LA SATIRE

 

Depuis l'antiquité, la Satire œuvre dans tous les domaines créatifs. D'abord constituée en genre littéraire, surtout exprimée en chansons ou poésies, dont tout le mérite consistait dans la vivacité des réparties. Les Romains durent aux Toscans la connaissance de ce genre de poésie, qui avait été cultivé par les Grecs, chez lesquels on nommait tragédie satirique un pamphlet qui se jouait après la tragédie pour délasser l'esprit des spectateurs de la sérieuse attention qu'ils avaient donnée à la représentation tragique ; c'était une espèce de divertissement, où l'on voyait d'un côté une aventure remarquable d'un héros, et de l'autre les railleries et les plaisanteries des satyres. Par la suite, elle gagnera peu à peu les beaux arts à l'époque classique et enfin, dans notre ère moderne elle à su élargir son influence par le biais des grands médias (Presse, télévision, cinéma et internet..). Bref, aujourd'hui, la Satire est partout et se différencie de la comédie en attaquant ouvertement et de face, tandis que l'autre ne critique qu'indirectement. La Satire se veut donc une critique railleuse, provocante et suscitant la réflexion, ce qui, par essence, lui confère un caractère moraliste.

Maître dans l'art de la caricature, JIHEL s'est très vite imposé dans le genre satirique visuel en mettant sous nos yeux les dérives de l'humanité à travers l'Histoire, la Société ou la Politique, faisant fi de la censure et frisant même parfois la diffamation.

En "forçant le trait", tant sur le dessin que sur le texte, il stigmatise outrageusement les vices et défauts des personnages ou institutions qu'il critique et bien que les mettant en scène dans des mondes et des situations souvent surréalistes et uchroniques, pour JIHEL, la satire est le contraire de l'Utopie. Chaque dessin ou affiche interpelle au plus haut point et nous conduit donc à réfléchir.

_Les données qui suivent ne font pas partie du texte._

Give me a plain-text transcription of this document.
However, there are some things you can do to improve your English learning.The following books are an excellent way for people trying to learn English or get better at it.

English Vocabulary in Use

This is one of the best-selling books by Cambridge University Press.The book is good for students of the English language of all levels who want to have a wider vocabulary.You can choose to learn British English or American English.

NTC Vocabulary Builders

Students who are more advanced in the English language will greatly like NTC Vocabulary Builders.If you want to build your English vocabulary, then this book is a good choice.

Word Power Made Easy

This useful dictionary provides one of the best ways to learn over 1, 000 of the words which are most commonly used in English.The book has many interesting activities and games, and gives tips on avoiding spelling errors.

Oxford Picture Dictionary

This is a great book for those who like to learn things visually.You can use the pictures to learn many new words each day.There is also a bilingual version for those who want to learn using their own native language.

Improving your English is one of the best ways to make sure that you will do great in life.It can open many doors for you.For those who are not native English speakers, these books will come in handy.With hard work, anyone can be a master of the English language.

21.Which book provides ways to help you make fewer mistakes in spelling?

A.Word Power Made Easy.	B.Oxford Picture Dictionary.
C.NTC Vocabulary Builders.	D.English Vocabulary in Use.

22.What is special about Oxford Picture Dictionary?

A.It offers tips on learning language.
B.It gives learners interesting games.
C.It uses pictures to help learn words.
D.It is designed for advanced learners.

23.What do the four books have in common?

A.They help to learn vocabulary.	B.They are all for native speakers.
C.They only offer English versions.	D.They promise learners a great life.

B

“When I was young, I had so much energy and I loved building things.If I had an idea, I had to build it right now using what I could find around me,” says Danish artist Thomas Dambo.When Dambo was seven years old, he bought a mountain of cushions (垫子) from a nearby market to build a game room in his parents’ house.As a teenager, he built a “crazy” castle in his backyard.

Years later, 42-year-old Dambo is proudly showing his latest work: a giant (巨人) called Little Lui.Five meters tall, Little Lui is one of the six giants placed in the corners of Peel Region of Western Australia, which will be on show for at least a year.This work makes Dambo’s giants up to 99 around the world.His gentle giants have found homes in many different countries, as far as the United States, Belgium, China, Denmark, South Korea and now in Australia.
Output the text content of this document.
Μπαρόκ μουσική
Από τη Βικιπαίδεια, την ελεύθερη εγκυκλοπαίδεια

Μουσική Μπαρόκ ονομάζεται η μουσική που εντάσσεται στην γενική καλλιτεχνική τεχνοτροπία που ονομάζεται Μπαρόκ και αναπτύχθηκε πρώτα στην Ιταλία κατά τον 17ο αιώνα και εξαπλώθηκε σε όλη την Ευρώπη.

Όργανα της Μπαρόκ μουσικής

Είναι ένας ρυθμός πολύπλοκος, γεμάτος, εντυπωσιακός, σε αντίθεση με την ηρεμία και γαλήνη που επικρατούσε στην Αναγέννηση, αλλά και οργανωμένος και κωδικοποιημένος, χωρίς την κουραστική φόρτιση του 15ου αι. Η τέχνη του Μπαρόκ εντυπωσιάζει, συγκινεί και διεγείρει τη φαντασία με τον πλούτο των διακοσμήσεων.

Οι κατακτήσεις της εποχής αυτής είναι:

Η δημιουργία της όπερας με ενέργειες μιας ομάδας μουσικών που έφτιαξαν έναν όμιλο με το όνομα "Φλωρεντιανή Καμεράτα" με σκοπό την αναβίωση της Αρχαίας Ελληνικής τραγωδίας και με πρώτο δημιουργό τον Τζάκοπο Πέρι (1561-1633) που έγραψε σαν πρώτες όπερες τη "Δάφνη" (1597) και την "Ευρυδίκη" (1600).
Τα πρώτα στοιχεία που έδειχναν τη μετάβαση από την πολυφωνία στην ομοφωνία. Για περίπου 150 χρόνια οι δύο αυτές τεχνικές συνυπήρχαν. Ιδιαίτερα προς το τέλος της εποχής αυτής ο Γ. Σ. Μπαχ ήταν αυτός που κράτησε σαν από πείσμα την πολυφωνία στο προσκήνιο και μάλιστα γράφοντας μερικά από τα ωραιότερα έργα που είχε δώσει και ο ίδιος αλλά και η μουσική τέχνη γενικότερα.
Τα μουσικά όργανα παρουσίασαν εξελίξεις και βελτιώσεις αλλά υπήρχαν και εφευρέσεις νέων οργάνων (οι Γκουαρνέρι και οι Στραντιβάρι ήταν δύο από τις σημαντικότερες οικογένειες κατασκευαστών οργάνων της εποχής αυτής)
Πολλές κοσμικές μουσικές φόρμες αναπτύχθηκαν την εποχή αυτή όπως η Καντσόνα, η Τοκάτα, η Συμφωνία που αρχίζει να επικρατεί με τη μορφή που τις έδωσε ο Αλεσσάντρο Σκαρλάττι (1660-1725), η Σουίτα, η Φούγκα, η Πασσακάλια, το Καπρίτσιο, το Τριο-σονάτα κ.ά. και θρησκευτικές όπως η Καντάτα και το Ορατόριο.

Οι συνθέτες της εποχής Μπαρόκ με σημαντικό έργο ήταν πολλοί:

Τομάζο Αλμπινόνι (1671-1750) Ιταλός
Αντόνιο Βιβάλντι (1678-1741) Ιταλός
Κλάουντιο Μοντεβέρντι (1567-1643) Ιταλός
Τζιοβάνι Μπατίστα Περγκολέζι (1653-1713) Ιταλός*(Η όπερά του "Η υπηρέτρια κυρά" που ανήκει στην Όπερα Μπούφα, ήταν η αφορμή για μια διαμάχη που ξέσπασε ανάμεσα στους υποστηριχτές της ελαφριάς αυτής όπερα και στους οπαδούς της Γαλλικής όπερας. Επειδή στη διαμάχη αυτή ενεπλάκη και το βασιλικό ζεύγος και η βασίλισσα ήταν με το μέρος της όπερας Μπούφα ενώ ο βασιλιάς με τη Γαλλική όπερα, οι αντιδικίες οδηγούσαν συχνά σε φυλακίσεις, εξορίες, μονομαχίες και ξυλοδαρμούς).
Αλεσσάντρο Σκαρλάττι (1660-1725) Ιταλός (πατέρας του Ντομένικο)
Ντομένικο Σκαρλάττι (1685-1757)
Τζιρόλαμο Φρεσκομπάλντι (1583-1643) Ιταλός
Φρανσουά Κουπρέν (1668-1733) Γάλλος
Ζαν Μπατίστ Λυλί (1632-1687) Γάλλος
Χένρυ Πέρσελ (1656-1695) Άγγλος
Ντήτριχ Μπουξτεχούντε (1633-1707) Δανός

Comme le souligne souleymanne BAH (journaliste, comédien metteur en scène) dans une thèse soutenue en 2004, la satire n'a pas pour seul but de divertir : " il s'agit in fine de dénoncer les travers et les fautes morales observés au sein de la société, notamment chez les puissants."



 

Pascal Valdim

 

 

           En janvier 2015 une dizaine de dessinateurs, chroniqueurs , collaborateurs du journal satirique Charlie Hebdo sont lâchement assassinés et c'est la liberté d'expression sous couvert de guerre de religions qui est en quelque sorte ciblée. Mais si ces malheureux dessinateurs comprenaient parfaitement le danger auquel ils s'exposaient quotidiennement en soutenant la cause à laquelle ils étaient attachés, ils ne pouvaient faire autrement tant ils étaient convaincus de leurs idées. Ils en sont tous mort, ce n'était pas du cinéma et cela nous est insupportable.

        

        C'est fou ce qu'un coup de crayon peut déranger. C'est pourtant bien le but du dessinateur satirique d'amener le lecteur à s'interroger en décryptant le message illustré.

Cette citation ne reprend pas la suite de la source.